Poor optimization of memory access to (no-byval indirect) aggregate value arguments

Hello,

On a target with an ABI that passes aggregate value arguments indirectly (as pointers) without byval, I notice that the memory access to these arguments is optimized poorly. Consider this example with RISC-V:

Memory access to the in.p and out.p pointers remains in the critical loop, while I would have expected/hoped that LICM could promote these values to scalars in the loop body, moving the loads before the loop, and sinking the stores. (Also, the stores could be eliminated because they are not used.)

I can understand how LICM does not have sufficient information about the value arguments in the LLVM IR to be able to conclude there are no aliasing accesses and do the promotions.

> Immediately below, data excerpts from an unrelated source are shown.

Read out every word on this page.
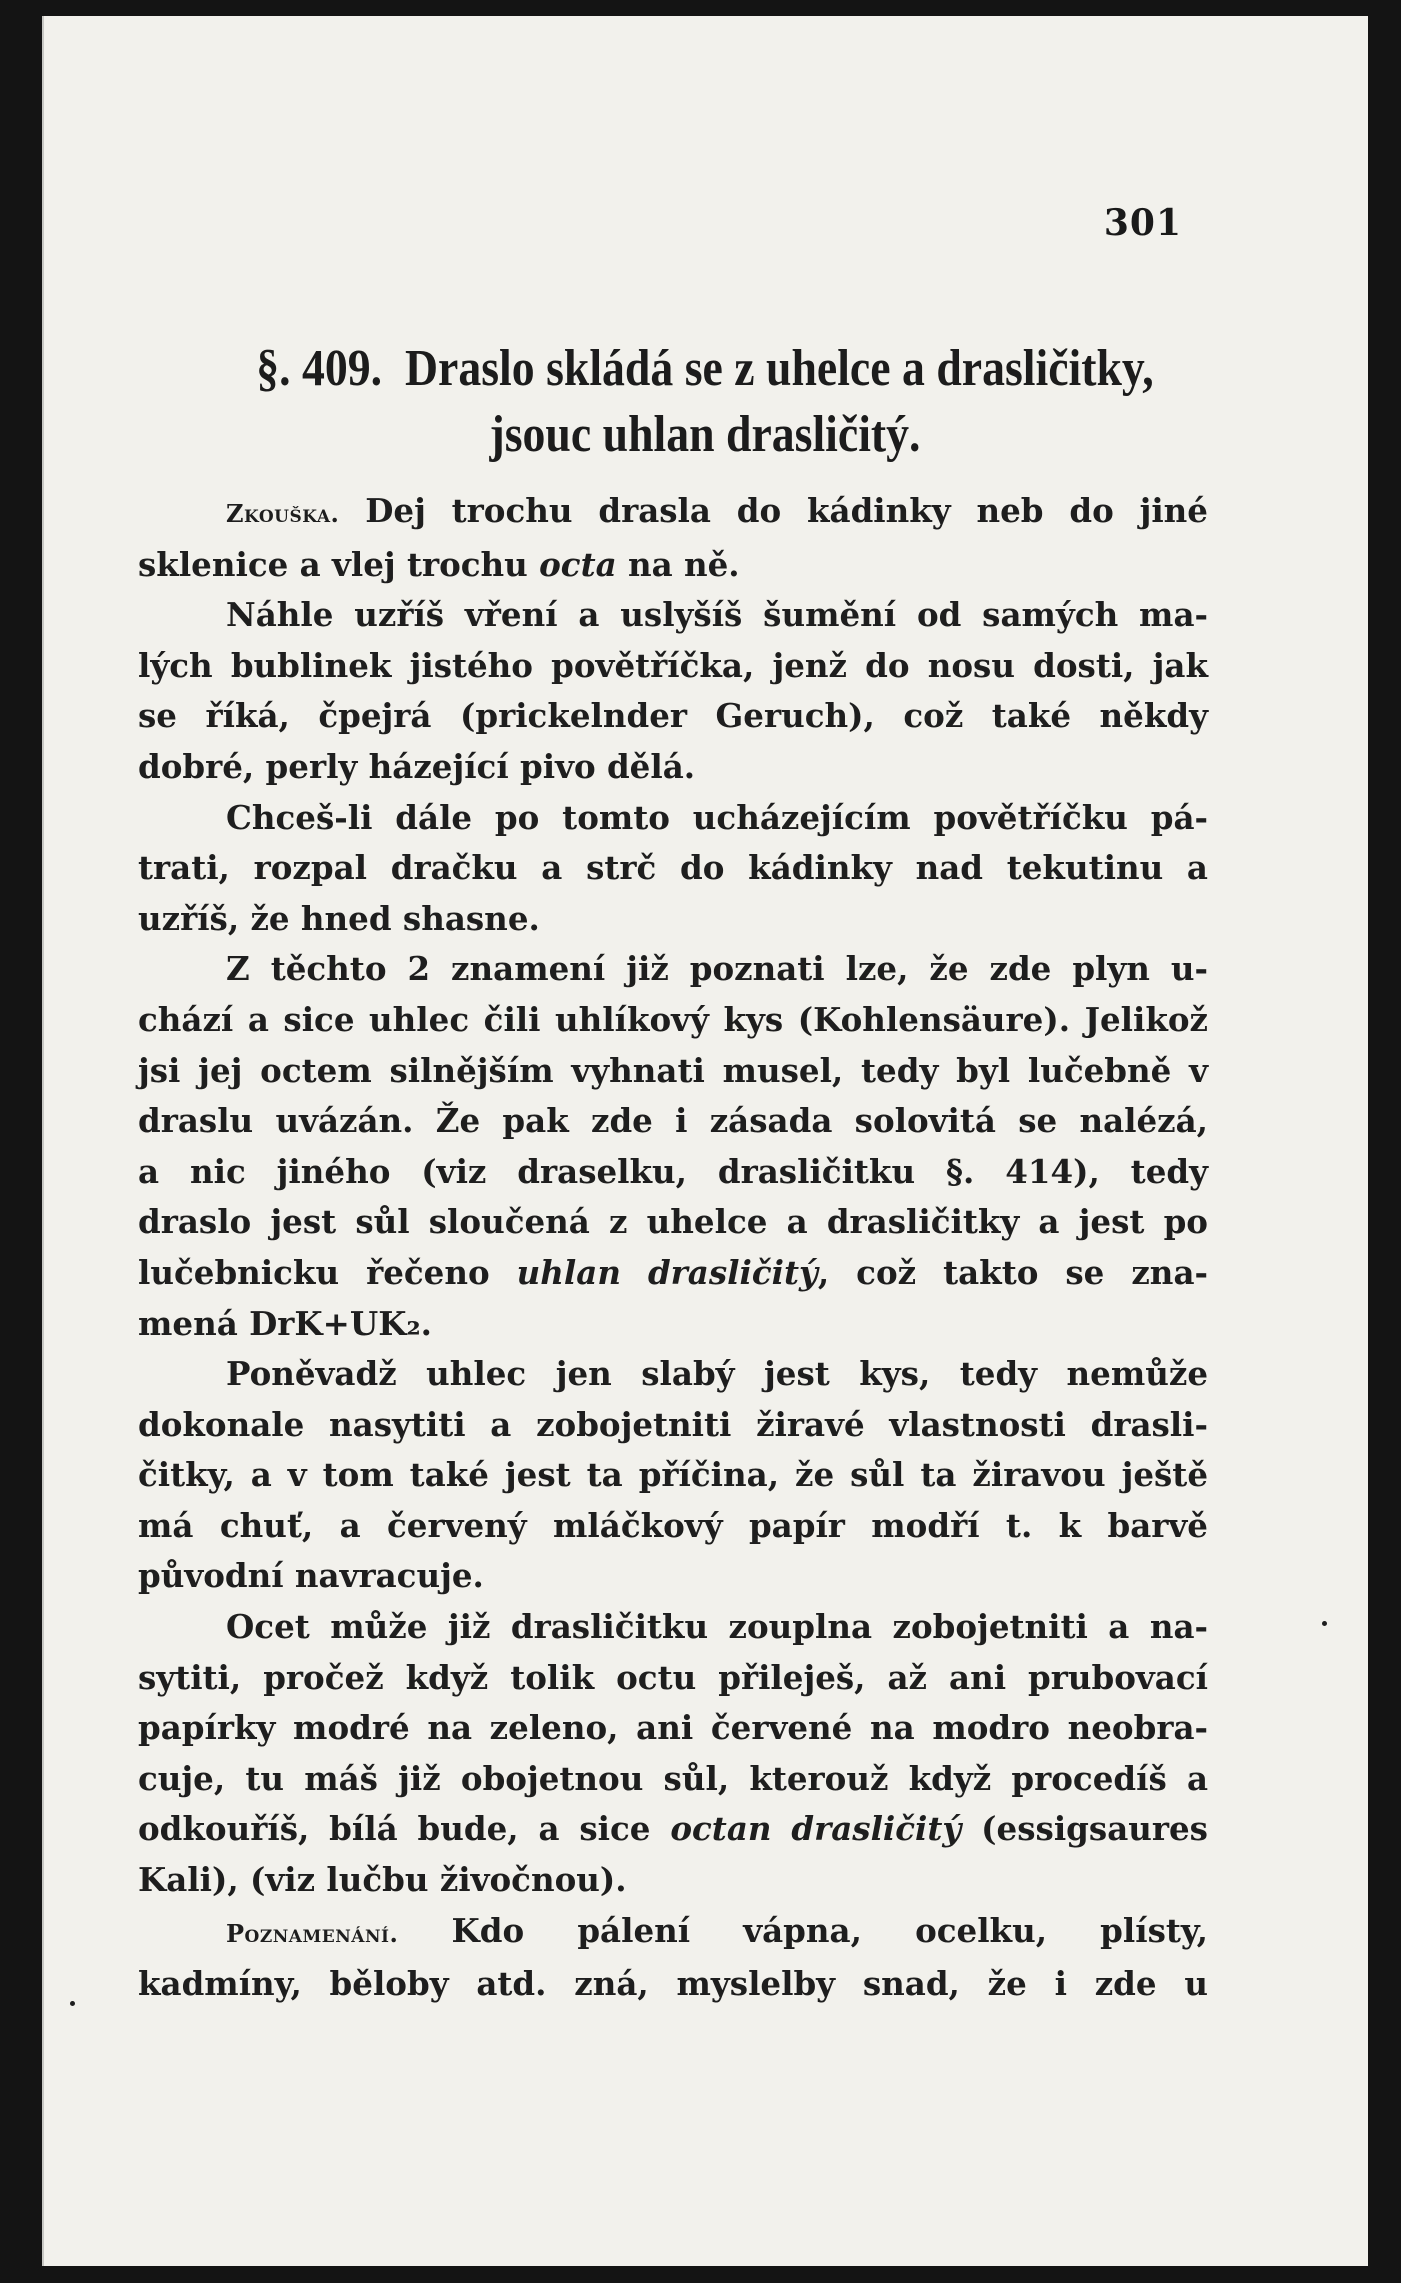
301
§. 409. Draslo skládá se z uhelce a drasličitky,
jsouc uhlan drasličitý.
Zkouška. Dej trochu drasla do kádinky neb do jiné
sklenice a vlej trochu octa na ně.
Náhle uzříš vření a uslyšíš šumění od samých ma-
lých bublinek jistého povětříčka, jenž do nosu dosti, jak
se říká, čpejrá (prickelnder Geruch), což také někdy
dobré, perly házející pivo dělá.
Chceš-li dále po tomto ucházejícím povětříčku pá-
trati, rozpal dračku a strč do kádinky nad tekutinu a
uzříš, že hned shasne.
Z těchto 2 znamení již poznati lze, že zde plyn u-
chází a sice uhlec čili uhlíkový kys (Kohlensäure). Jelikož
jsi jej octem silnějším vyhnati musel, tedy byl lučebně v
draslu uvázán. Že pak zde i zásada solovitá se nalézá,
a nic jiného (viz draselku, drasličitku §. 414), tedy
draslo jest sůl sloučená z uhelce a drasličitky a jest po
lučebnicku řečeno uhlan drasličitý, což takto se zna-
mená DrK+UK₂.
Poněvadž uhlec jen slabý jest kys, tedy nemůže
dokonale nasytiti a zobojetniti žiravé vlastnosti drasli-
čitky, a v tom také jest ta příčina, že sůl ta žiravou ještě
má chuť, a červený mláčkový papír modří t. k barvě
původní navracuje.
Ocet může již drasličitku zouplna zobojetniti a na-
sytiti, pročež když tolik octu přileješ, až ani prubovací
papírky modré na zeleno, ani červené na modro neobra-
cuje, tu máš již obojetnou sůl, kterouž když procedíš a
odkouříš, bílá bude, a sice octan drasličitý (essigsaures
Kali), (viz lučbu živočnou).
Poznamenání. Kdo pálení vápna, ocelku, plísty,
kadmíny, běloby atd. zná, myslelby snad, že i zde u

As an experiment, I started with the LLVM IR that is generated by clang for this function, and I notice that if I add noalias attributes to the %in and %out arguments (the pointers to the value arguments), the load/stores for in.p and out.p do get promoted. Furthermore, if add calls to an llvm.lifetime.end intrinsic at the end of the function, the stores after the loop get eliminated:

So I now have the following questions:

  • Would it be sound for clang to generate a noalias attribute for pointer parameters that are used to pass an aggregate value argument indirectly? (It would seem so, since there is a private copy of the value argument: Compiler Explorer )
  • Is it allowed to call llvm.lifetime.end on a stack object allocated by a caller?
  • Did anyone explore improving LLVM IR generated by clang for indirectly passed aggregate value arguments?

Thanks!